FERNANDEZ, J., concurs.
. In addition to Blanco’s argument regarding predisposition, the trial court rejected seven other claims he raised in Ins post-conviction motion. We affirm the trial court’s rulings on those claims without further discussion. ■
. Section 777.201 may not, by its express terms, limit its application to subjective entrapment, but the Florida Supreme Court held that it does not govern tire objective entrapment defense: "in the presence of egregious law enforcement conduct, an entrapment defense is to be evaluated under the due process provision of article I, section 9, of the Florida Constitution.” Munoz, 629 So.2d at 99. This statement reflects the principle that the legislature cannot abrogate a defendant's due process rights. Id. at 98.

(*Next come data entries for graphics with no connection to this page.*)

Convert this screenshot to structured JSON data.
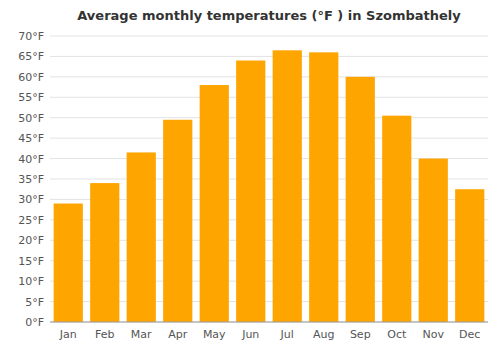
{
  "chart_data": {
    "type": "bar",
    "title": "Average monthly temperatures (°F ) in Szombathely",
    "categories": [
      "Jan",
      "Feb",
      "Mar",
      "Apr",
      "May",
      "Jun",
      "Jul",
      "Aug",
      "Sep",
      "Oct",
      "Nov",
      "Dec"
    ],
    "values": [
      29,
      34,
      41.5,
      49.5,
      58,
      64,
      66.5,
      66,
      60,
      50.5,
      40,
      32.5
    ],
    "color": "#FFA500",
    "ylim": [
      0,
      70
    ],
    "yticks": [
      {
        "value": 0,
        "label": "0°F"
      },
      {
        "value": 5,
        "label": "5°F"
      },
      {
        "value": 10,
        "label": "10°F"
      },
      {
        "value": 15,
        "label": "15°F"
      },
      {
        "value": 20,
        "label": "20°F"
      },
      {
        "value": 25,
        "label": "25°F"
      },
      {
        "value": 30,
        "label": "30°F"
      },
      {
        "value": 35,
        "label": "35°F"
      },
      {
        "value": 40,
        "label": "40°F"
      },
      {
        "value": 45,
        "label": "45°F"
      },
      {
        "value": 50,
        "label": "50°F"
      },
      {
        "value": 55,
        "label": "55°F"
      },
      {
        "value": 60,
        "label": "60°F"
      },
      {
        "value": 65,
        "label": "65°F"
      },
      {
        "value": 70,
        "label": "70°F"
      }
    ],
    "grid": true
  }
}
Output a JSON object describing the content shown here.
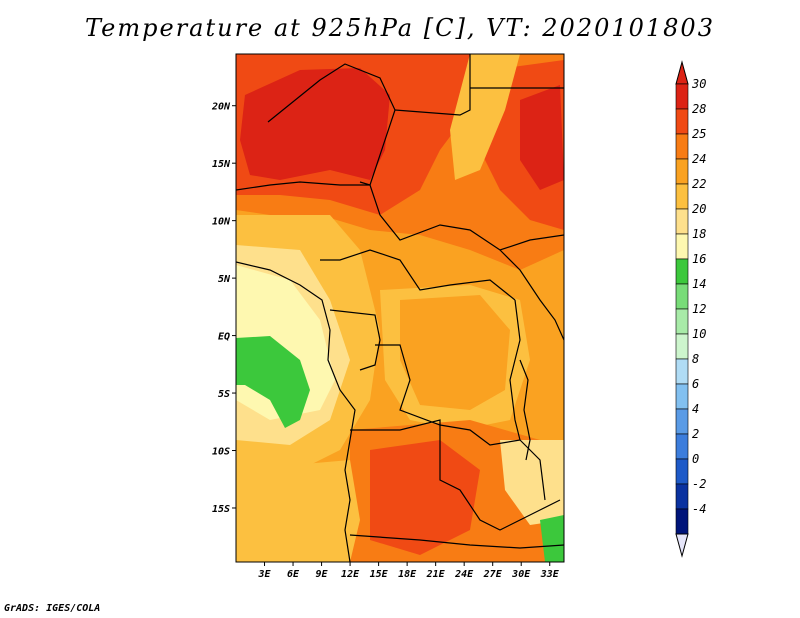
{
  "title": "Temperature at 925hPa [C], VT: 2020101803",
  "footer": "GrADS: IGES/COLA",
  "map": {
    "lat_labels": [
      "20N",
      "15N",
      "10N",
      "5N",
      "EQ",
      "5S",
      "10S",
      "15S"
    ],
    "lat_values": [
      20,
      15,
      10,
      5,
      0,
      -5,
      -10,
      -15
    ],
    "lon_labels": [
      "3E",
      "6E",
      "9E",
      "12E",
      "15E",
      "18E",
      "21E",
      "24E",
      "27E",
      "30E",
      "33E"
    ],
    "lon_values": [
      3,
      6,
      9,
      12,
      15,
      18,
      21,
      24,
      27,
      30,
      33
    ],
    "lon_range": [
      0,
      34.5
    ],
    "lat_range": [
      -19.7,
      24.5
    ]
  },
  "colorbar": {
    "labels": [
      "30",
      "28",
      "25",
      "24",
      "22",
      "20",
      "18",
      "16",
      "14",
      "12",
      "10",
      "8",
      "6",
      "4",
      "2",
      "0",
      "-2",
      "-4"
    ],
    "colors": [
      "#dc2315",
      "#f04a14",
      "#f87c14",
      "#faa221",
      "#fcc040",
      "#fee08c",
      "#fef8b0",
      "#3cc83c",
      "#78dc78",
      "#a8eba8",
      "#cdf5cd",
      "#b0dcf5",
      "#82c0f0",
      "#5a9be6",
      "#3c7ddc",
      "#1e5ac8",
      "#0a32a0",
      "#00147a"
    ],
    "top_color": "#dc2315",
    "bottom_color": "#e6e6fa"
  },
  "colors": {
    "deep_red": "#dc2315",
    "red_orange": "#f04a14",
    "orange": "#f87c14",
    "light_orange": "#faa221",
    "gold": "#fcc040",
    "pale_yellow": "#fee08c",
    "cream": "#fef8b0",
    "green": "#3cc83c"
  }
}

. If there is no evidence of inducement or a lack of predisposition, a defendant is not entitled to a jury instruction on subjective entrapment. See, e.g., Davis v. State, 937 So.2d 300, 303-04 (Fla. 4th DCA 2006).
.Although section 777.201 arguably requires the issue of entrapment to be submitted to the jury, the Florida Supreme Court rejected such an interpretation of the statute:
Under the constitution of this state, juries, as the finders of fact, decide factually disputed issues and judges apply the law to the facts as those facts are found by the jury. To construe section 777.201 as mandating that the issue of entrapment is to be submitted to a jury for determination as a matter of law would result in an unconstitutional *945construction that would violate article I, section 9, of the Florida Constitution.
Munoz, 629 So.2d at 101.
. Arguably, this court's holding regarding whether the political discussion was relevant to prove predisposition resolved the question here regarding whether . post-inducement statements can be relevant to prove predisposition, The State, however, did not raise a "law of the case” argument in the trial court or on appeal. We therefore decline to reach this issue.